Sekretaris Perusahaan PT Intiland Development Tbk tersebut mengaku ketertarikan para pengembang untuk menerbitkan DIRE lumayan besar. Paling tidak, lanjutnya, pengembang besar yang melantai di bursa saham sudah melirik DIRE sebagai alternatif dalam mencari pendanaan. “Kalau emiten tidak nyaman, ya bagaimana bisa menerbitkan DIRE? Saya harap peraturan itu bisa sesuai dengan kondisi industri. Emiten banyak yang tertarik, misalkan ada 20 emiten, 10 emiten yang besar rata-rata mengeluarkan at least Rp 2 triliun, itu sudah bisa Rp 20 triliun potensinya,” jelas Theresia.
Ia menegaskan kejelasan aturan pajak menjadi faktor utama pengembang properti menahan diri.
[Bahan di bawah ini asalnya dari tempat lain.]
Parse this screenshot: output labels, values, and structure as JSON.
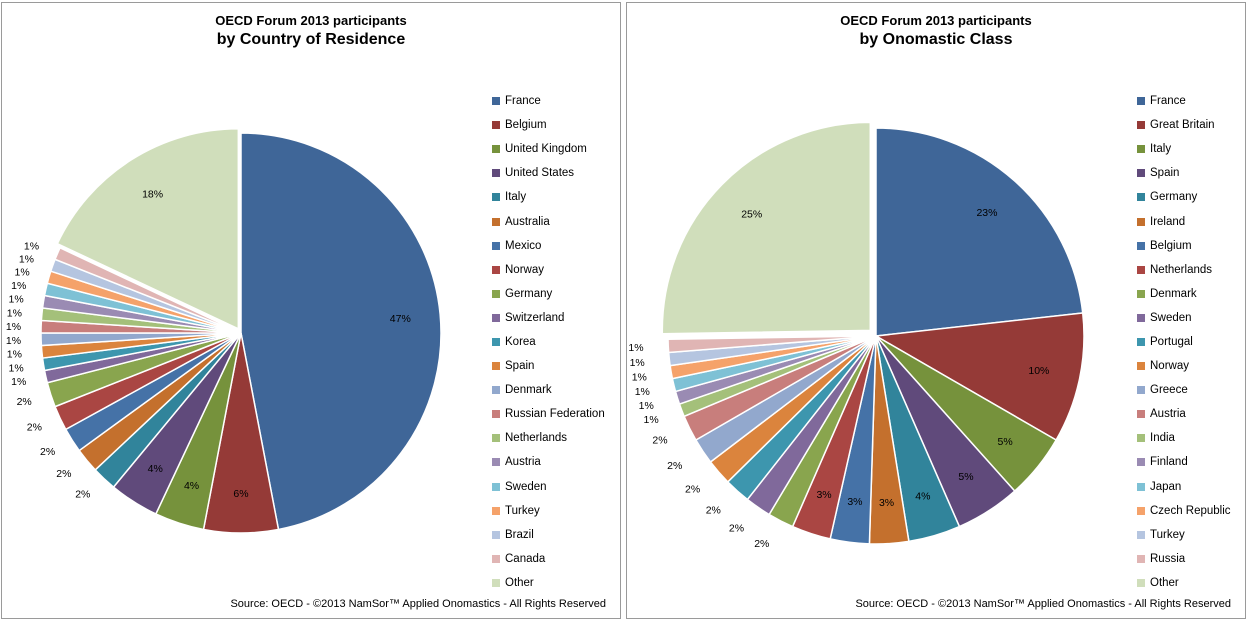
{
  "source": "Source: OECD - ©2013 NamSor™ Applied Onomastics - All Rights Reserved",
  "chart_data": [
    {
      "type": "pie",
      "title": "OECD Forum 2013 participants",
      "subtitle": "by Country of Residence",
      "categories": [
        "France",
        "Belgium",
        "United Kingdom",
        "United States",
        "Italy",
        "Australia",
        "Mexico",
        "Norway",
        "Germany",
        "Switzerland",
        "Korea",
        "Spain",
        "Denmark",
        "Russian Federation",
        "Netherlands",
        "Austria",
        "Sweden",
        "Turkey",
        "Brazil",
        "Canada",
        "Other"
      ],
      "values": [
        47,
        6,
        4,
        4,
        2,
        2,
        2,
        2,
        2,
        1,
        1,
        1,
        1,
        1,
        1,
        1,
        1,
        1,
        1,
        1,
        18
      ],
      "labels": [
        "47%",
        "6%",
        "4%",
        "4%",
        "2%",
        "2%",
        "2%",
        "2%",
        "2%",
        "1%",
        "1%",
        "1%",
        "1%",
        "1%",
        "1%",
        "1%",
        "1%",
        "1%",
        "1%",
        "1%",
        "18%"
      ],
      "colors": [
        "#3F6698",
        "#953A37",
        "#76923C",
        "#604A7B",
        "#31849B",
        "#C4702D",
        "#4572A7",
        "#AA4643",
        "#89A54E",
        "#80699B",
        "#3D96AE",
        "#DB843D",
        "#92A8CD",
        "#C87E7C",
        "#A4C07A",
        "#9A8BB3",
        "#7EC1D5",
        "#F5A26A",
        "#B5C5E0",
        "#E0B5B4",
        "#D0DEBB"
      ],
      "legend": "right"
    },
    {
      "type": "pie",
      "title": "OECD Forum 2013 participants",
      "subtitle": "by Onomastic Class",
      "categories": [
        "France",
        "Great Britain",
        "Italy",
        "Spain",
        "Germany",
        "Ireland",
        "Belgium",
        "Netherlands",
        "Denmark",
        "Sweden",
        "Portugal",
        "Norway",
        "Greece",
        "Austria",
        "India",
        "Finland",
        "Japan",
        "Czech Republic",
        "Turkey",
        "Russia",
        "Other"
      ],
      "values": [
        23,
        10,
        5,
        5,
        4,
        3,
        3,
        3,
        2,
        2,
        2,
        2,
        2,
        2,
        1,
        1,
        1,
        1,
        1,
        1,
        25
      ],
      "labels": [
        "23%",
        "10%",
        "5%",
        "5%",
        "4%",
        "3%",
        "3%",
        "3%",
        "2%",
        "2%",
        "2%",
        "2%",
        "2%",
        "2%",
        "1%",
        "1%",
        "1%",
        "1%",
        "1%",
        "1%",
        "25%"
      ],
      "colors": [
        "#3F6698",
        "#953A37",
        "#76923C",
        "#604A7B",
        "#31849B",
        "#C4702D",
        "#4572A7",
        "#AA4643",
        "#89A54E",
        "#80699B",
        "#3D96AE",
        "#DB843D",
        "#92A8CD",
        "#C87E7C",
        "#A4C07A",
        "#9A8BB3",
        "#7EC1D5",
        "#F5A26A",
        "#B5C5E0",
        "#E0B5B4",
        "#D0DEBB"
      ],
      "legend": "right"
    }
  ]
}
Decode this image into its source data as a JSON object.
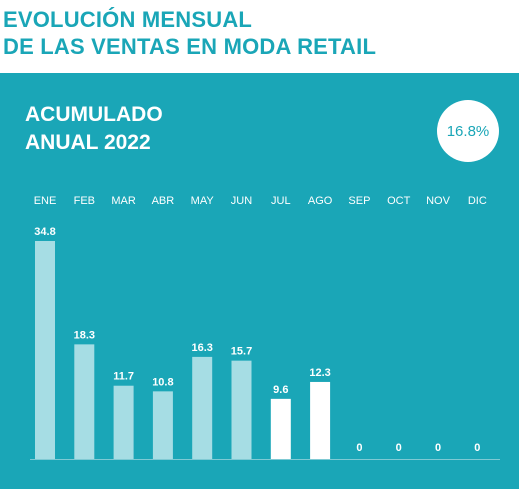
{
  "header": {
    "title": "EVOLUCIÓN MENSUAL\nDE LAS VENTAS EN MODA RETAIL"
  },
  "panel": {
    "subtitle": "ACUMULADO\nANUAL 2022",
    "badge": "16.8%"
  },
  "colors": {
    "panel": "#1aa6b7",
    "bar_light": "#a6dde4",
    "bar_white": "#ffffff",
    "text": "#ffffff"
  },
  "chart_data": {
    "type": "bar",
    "categories": [
      "ENE",
      "FEB",
      "MAR",
      "ABR",
      "MAY",
      "JUN",
      "JUL",
      "AGO",
      "SEP",
      "OCT",
      "NOV",
      "DIC"
    ],
    "values": [
      34.8,
      18.3,
      11.7,
      10.8,
      16.3,
      15.7,
      9.6,
      12.3,
      0,
      0,
      0,
      0
    ],
    "data_labels": [
      "34.8",
      "18.3",
      "11.7",
      "10.8",
      "16.3",
      "15.7",
      "9.6",
      "12.3",
      "0",
      "0",
      "0",
      "0"
    ],
    "bar_colors": [
      "#a6dde4",
      "#a6dde4",
      "#a6dde4",
      "#a6dde4",
      "#a6dde4",
      "#a6dde4",
      "#ffffff",
      "#ffffff",
      "#ffffff",
      "#ffffff",
      "#ffffff",
      "#ffffff"
    ],
    "ylim": [
      0,
      34.8
    ],
    "grid": false,
    "legend": "none"
  }
}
Pasalnya, saat ini pengalihan aset (capital gain) ke DIRE dibebankan pajak sekitar 20 persen dari nilai. Hal itu dinilai membuat pengembang tidak tertarik menerbitkan DIRE. Kewajiban pajak tersebut terbagi atas Biaya Perolehan Hak atas Tanah dan Bangunan (BPHTB) 5 persen, Pajak Pertambahan Nilai (PPN) 10 persen, dan Pajak Penghasilan (PPh) sebesar 5 persen.
DIRE atau dikenal juga sebagai Real Estate Investment Trust (REIT) adalah salah satu instrumen investasi baru yang secara hukum di Indonesia berbentuk Kontrak Investasi Kolektif. DIRE merupakan kumpulan uang pemodal yang oleh perusahaan investasi akan diinvestasikan ke bentuk aset properti baik secara langsung seperti membeli gedung atau produk properti maupun tidak langsung dengan membeli saham atau obligasi perusahaan properti.
Sebelumnya, Kepala Seksi Analisis Peraturan Perpajakan DJP, Waskito Nugroho menjanjikan bakal merevisi aturan perpajakan penerbitan DIRE agar lebih kompetitif dengan negara-negara tetangga. “Tetapi tidak semua peraturan di bawah itu bisa dipakai, tetap harus mengacu undang-undang. Kita akan mengevaluasi peraturan yang ada. Kita akan mengajak pelaku bisnis dan OJK,” katanya.
Waskito mengakui, pembebanan PPh terhadap selisih nilai harga pokok penjualan (HPP) dan nilai penjualan aset (capital gain) masih mengganggu minat perusahaan properti untuk memanfaatkan DIRE. Namun, Menteri Keuangan Bambang P.S. Brodjonegoro dan Menteri Koordinator bidang Perekonomian Darmin Nasution telah memberikan lampu hijau untuk mengusahakan perbaikan aturan. “Nanti akan ada Peraturan Pemerintah (PP) yang akan memberikan pengaturan yang berbeda dan bakal diberikan diskon di bawah 5 persen. Tetap kena objek pajak, tapi tarifnya kita diskon,” tuturnya.